Eila McLeish, the Children’s & Youth Services Librarian at Georgina Public Libraries recently connected with Hive Toronto to share her experiences with the Making Makers Collaborative Community Project from 2013. Making Makers involved collaboration by Kids Learning Code, Maker Kids, TIFF and the Toronto Public Library and was funded with support of the Ontario Trillium Foundation and Mozilla Foundation. Eila shared with Hive Toronto her experiences to implement the open curriculum created through this project.
We’re excited to share with you Elia’s first-hand account of being involved in a Hive Toronto Collaborative Community Project!
Eila’s Experience with the Making Makers project:
Working at a mid-sized rural-urban library system like Georgina Public Libraries offers unique programming opportunities. Because our managing team is relatively small, ideas can be realized quickly. This is a wonderful advantage when you want to inject fresh programming ideas. At this year’s Ontario Library Association (OLA) Super Conference my goal was to attend sessions that would give me these type of ideas. I was looking for inspiration on how to facilitate on-trend programming that the community would be excited about. One such session was given by Maker Kids. They spoke about a variety of Maker programming that could easily be adapted to a library environment. I was sold on the idea, and wanted to hear more!

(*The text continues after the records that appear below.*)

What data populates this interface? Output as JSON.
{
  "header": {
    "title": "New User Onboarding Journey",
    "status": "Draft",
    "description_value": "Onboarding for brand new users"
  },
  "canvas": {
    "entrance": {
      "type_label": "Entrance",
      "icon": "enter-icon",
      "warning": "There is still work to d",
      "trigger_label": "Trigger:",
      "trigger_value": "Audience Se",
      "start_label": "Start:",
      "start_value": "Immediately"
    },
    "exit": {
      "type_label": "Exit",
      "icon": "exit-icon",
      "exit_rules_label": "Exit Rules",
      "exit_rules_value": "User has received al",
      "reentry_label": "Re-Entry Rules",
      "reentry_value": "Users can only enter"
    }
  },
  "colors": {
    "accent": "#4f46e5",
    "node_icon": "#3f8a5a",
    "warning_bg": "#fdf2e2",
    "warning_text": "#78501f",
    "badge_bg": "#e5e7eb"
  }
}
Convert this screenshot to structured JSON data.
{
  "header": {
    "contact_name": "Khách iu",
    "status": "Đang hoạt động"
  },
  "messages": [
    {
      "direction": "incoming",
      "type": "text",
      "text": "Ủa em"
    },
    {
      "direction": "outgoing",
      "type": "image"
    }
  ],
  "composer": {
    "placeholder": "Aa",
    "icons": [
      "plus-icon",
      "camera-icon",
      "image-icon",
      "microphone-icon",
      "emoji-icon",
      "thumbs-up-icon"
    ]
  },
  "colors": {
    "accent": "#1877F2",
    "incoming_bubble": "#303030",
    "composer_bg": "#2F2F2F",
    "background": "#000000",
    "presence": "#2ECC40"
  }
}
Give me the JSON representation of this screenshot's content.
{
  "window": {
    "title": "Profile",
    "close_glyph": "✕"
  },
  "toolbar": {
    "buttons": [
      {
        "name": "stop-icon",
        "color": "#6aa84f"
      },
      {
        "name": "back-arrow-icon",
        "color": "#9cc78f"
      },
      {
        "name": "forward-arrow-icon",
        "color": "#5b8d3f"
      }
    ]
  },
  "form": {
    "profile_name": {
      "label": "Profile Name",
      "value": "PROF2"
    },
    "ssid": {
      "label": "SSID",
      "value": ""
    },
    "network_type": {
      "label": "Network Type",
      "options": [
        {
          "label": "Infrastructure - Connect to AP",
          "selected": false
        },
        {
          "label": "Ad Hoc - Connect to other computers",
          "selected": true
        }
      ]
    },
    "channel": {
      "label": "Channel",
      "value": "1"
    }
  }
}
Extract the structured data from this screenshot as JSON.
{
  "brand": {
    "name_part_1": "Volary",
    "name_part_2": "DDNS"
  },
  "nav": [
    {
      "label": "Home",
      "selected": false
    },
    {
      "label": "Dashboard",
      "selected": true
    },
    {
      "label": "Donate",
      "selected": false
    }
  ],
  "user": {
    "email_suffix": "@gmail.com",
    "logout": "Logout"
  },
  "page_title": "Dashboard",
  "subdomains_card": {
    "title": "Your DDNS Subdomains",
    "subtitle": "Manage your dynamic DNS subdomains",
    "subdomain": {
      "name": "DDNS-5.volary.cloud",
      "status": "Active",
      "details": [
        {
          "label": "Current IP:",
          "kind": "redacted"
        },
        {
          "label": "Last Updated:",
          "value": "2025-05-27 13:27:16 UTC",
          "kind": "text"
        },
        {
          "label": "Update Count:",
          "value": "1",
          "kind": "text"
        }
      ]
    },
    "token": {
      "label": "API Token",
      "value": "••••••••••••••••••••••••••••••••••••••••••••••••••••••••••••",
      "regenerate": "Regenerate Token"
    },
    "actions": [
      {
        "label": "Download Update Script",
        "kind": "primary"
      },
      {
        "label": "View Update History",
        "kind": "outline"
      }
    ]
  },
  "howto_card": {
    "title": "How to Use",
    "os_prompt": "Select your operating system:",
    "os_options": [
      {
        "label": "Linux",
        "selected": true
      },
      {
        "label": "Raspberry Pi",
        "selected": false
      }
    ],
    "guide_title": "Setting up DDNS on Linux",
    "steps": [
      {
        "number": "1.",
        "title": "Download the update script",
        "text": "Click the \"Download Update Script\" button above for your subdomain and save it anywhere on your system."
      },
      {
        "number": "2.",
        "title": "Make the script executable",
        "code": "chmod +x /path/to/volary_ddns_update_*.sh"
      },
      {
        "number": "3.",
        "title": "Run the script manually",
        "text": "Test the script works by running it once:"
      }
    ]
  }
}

I was excited to learn that there were going to be a series of free workshops called “Making Makers” in Toronto over the course of several weeks. The workshops were a chance for me to learn how to facilitate children’s programs about Coding, Game Design, Toy Hacking, and Stop Motion Animation, among others. Most of these workshops translated easily into inexpensive library programs that would be well-suited to our community. I eagerly attended all of the Making Makers sessions and was impressed by all the wonderful information shared.
The next step was to take this information and turn it into great programming at our library. The first program we decided to run was Toy Hacking. I was impressed with how easy Toy Hacking was to put together, and delighted with how well our community responded to it! We had over 60 participants at three different Toy Hack programs in two of our branches. Our teens especially responded to the program. They helped the kids with their toy hacking and had so much fun that they demanded their own program! We happily obliged of course and many wondrous creations came out of it. Since running the program we have had many parents ask when we will be running it again. Because of its popularity we have decided to run three more toy hacks to kick off our summer reading club. Hopefully this will mean more registrations for the summer reading club along with all the toy hacking fun!
Down the road I am hoping to make use of what I learned about stop motion animation as well as 3D printing…once we get our first 3D printer that is! The information I learned at the Making Makers sessions was truly instrumental in helping get the maker movement started at Georgina Public Library.